It is important to find ride matches for individuals who participate in ridesharing quickly, and it is equally important to minimize the number of drivers to serve all individuals and minimize the total travel distance of the vehicles. This paper considers the following ridesharing problem: given a set of trips, each trip consists of an individual, a vehicle of the individual and some requirements, select a subset of trips and use the vehicles of selected trips to deliver all individuals to their destinations while satisfying the requirements and achieving some optimization goal. Requirements of trips are specified by parameters including source, destination, vehicle capacity, preferred paths, detour distance and number of stops a driver is willing to make, and time constraints. We consider two optimization problems: minimizing the number of selected vehicles and minimizing total travel distance of the vehicles. We prove that it is NP-hard to approximate both minimization problems within a constant factor if any one of the requirements related to the detour distance, preferred paths, number of stops and time constraints is not satisfied. We give $\frac{K+2}{2}$-approximation algorithms for minimizing the number of selected vehicles when the requirement related to the number of stops is not satisfied, where K is the largest capacity of all vehicles.

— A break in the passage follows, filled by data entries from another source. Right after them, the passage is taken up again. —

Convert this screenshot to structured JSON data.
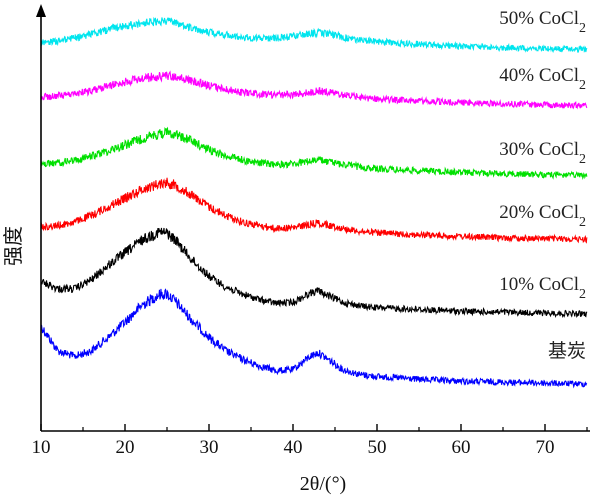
{
  "chart_data": {
    "type": "line",
    "title": "",
    "xlabel": "2θ/(°)",
    "ylabel": "强度",
    "xlim": [
      10,
      75
    ],
    "x_ticks": [
      10,
      20,
      30,
      40,
      50,
      60,
      70
    ],
    "y_ticks_shown": false,
    "grid": false,
    "legend": "inline labels at right end of each curve",
    "x": [
      10,
      12,
      14,
      16,
      18,
      20,
      22,
      24,
      25,
      26,
      28,
      30,
      32,
      34,
      36,
      38,
      40,
      42,
      43,
      44,
      46,
      48,
      50,
      55,
      60,
      65,
      70,
      75
    ],
    "series": [
      {
        "name": "基炭",
        "color": "#0000ff",
        "values": [
          0.62,
          0.36,
          0.3,
          0.36,
          0.5,
          0.66,
          0.84,
          0.95,
          0.96,
          0.88,
          0.68,
          0.5,
          0.36,
          0.27,
          0.2,
          0.15,
          0.16,
          0.3,
          0.34,
          0.28,
          0.16,
          0.11,
          0.09,
          0.06,
          0.04,
          0.03,
          0.02,
          0.01
        ]
      },
      {
        "name": "10% CoCl2",
        "color": "#000000",
        "values": [
          0.36,
          0.28,
          0.28,
          0.38,
          0.54,
          0.68,
          0.82,
          0.91,
          0.9,
          0.82,
          0.6,
          0.42,
          0.3,
          0.22,
          0.16,
          0.12,
          0.13,
          0.23,
          0.26,
          0.21,
          0.13,
          0.09,
          0.07,
          0.05,
          0.03,
          0.02,
          0.01,
          0.0
        ]
      },
      {
        "name": "20% CoCl2",
        "color": "#ff0000",
        "values": [
          0.18,
          0.2,
          0.25,
          0.34,
          0.46,
          0.58,
          0.7,
          0.78,
          0.8,
          0.76,
          0.62,
          0.46,
          0.34,
          0.25,
          0.2,
          0.16,
          0.17,
          0.22,
          0.24,
          0.21,
          0.16,
          0.12,
          0.1,
          0.07,
          0.05,
          0.03,
          0.02,
          0.01
        ]
      },
      {
        "name": "30% CoCl2",
        "color": "#00e000",
        "values": [
          0.2,
          0.22,
          0.26,
          0.33,
          0.42,
          0.52,
          0.62,
          0.7,
          0.72,
          0.7,
          0.58,
          0.44,
          0.34,
          0.27,
          0.22,
          0.19,
          0.2,
          0.25,
          0.27,
          0.24,
          0.19,
          0.15,
          0.12,
          0.09,
          0.06,
          0.04,
          0.02,
          0.01
        ]
      },
      {
        "name": "40% CoCl2",
        "color": "#ff00ff",
        "values": [
          0.16,
          0.18,
          0.22,
          0.28,
          0.36,
          0.44,
          0.5,
          0.54,
          0.55,
          0.53,
          0.45,
          0.37,
          0.3,
          0.25,
          0.22,
          0.2,
          0.21,
          0.25,
          0.27,
          0.26,
          0.2,
          0.16,
          0.13,
          0.09,
          0.06,
          0.04,
          0.02,
          0.01
        ]
      },
      {
        "name": "50% CoCl2",
        "color": "#00e5ee",
        "values": [
          0.1,
          0.12,
          0.16,
          0.21,
          0.27,
          0.32,
          0.36,
          0.38,
          0.38,
          0.36,
          0.3,
          0.24,
          0.2,
          0.17,
          0.16,
          0.16,
          0.18,
          0.22,
          0.23,
          0.22,
          0.17,
          0.13,
          0.11,
          0.08,
          0.05,
          0.03,
          0.02,
          0.01
        ]
      }
    ]
  }
}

找到快速参与拼车的个人的比赛很重要，并且最小化为所有个人服务的驾驶员人数并最小化车辆的总行驶距离也同样重要。本文考虑以下共享乘车问题：给定一组行程，每个行程由一个人，一个人的车辆和一些要求组成，选择一个行程子集，并使用选定行程的车辆将所有人员运送到目的地满足要求并实现一些优化目标。行程的要求由参数指定，包括来源，目的地，车辆容量，首选路线、,回距离和驾驶员愿意停车的次数以及时间限制。我们考虑两个优化问题：最小化所选车辆的数量并最小化车辆的总行驶距离。我们证明，如果不满足与the回距离，首选路径，停靠点数和时间限制相关的任何一项要求，则很难在一个恒定因子内近似两个最小化问题。我们给予$\frac{ķ+\mathrm{2个}}{\mathrm{2个}}$-近似算法，用于在不满足与停车次数相关的要求的情况下最小化所选车辆的数量，其中K是所有车辆的最大容量。